The Extraordinary African Chambers court in the Senegalese Capital Dakar sentenced former Chadian President Hissène Habré to life in prison for murder, torture, rape and crimes against humanity committed during his 1982-1990 rule.
The conviction not only indicates that the African Union, which sponsored the special court, can bring its own leaders to account for crimes committed during their rule but also marks an unprecedented move to have a ruler of one country put on trial in another.
Often unruly and at times controversial, Habré refused to attend the court proceedings but was forcibly moved there by security officers. He maintained that he was innocent and the court illegitimate; his lawyers boycotted much of the trial.

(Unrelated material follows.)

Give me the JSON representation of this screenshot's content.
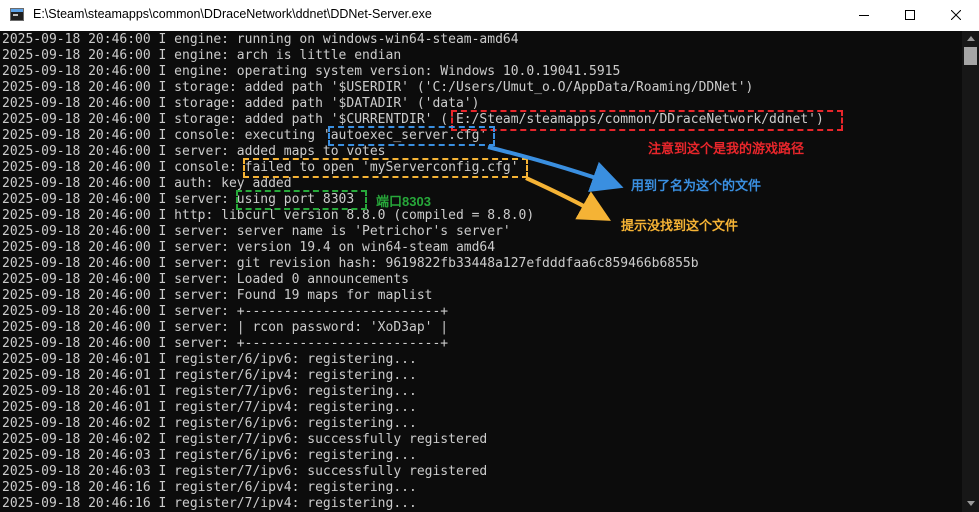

It took some 26 years and the accounts of more than 60 of his victims giving often harrowing testimony of torture, sex slavery, and maiming to bring Habré to trial and conviction.
Forensic scientists and handwriting experts agreed that he personally signed many of the orders of torture and execution.
Investigators went through thousands of documents and hundreds of hours of interviews – some with members of Habré’s own secret police – and estimate that as many as 40,000 people may have been killed during his eight-year rule. They say another 200,000 may have been maimed, injured and left paralyzed.
Habré, who had come to power backed by the US and France as a buffer against the anti-Western Libyan ruler Colonel Muammar Qaddafi, was himself deposed in a coup in 1990.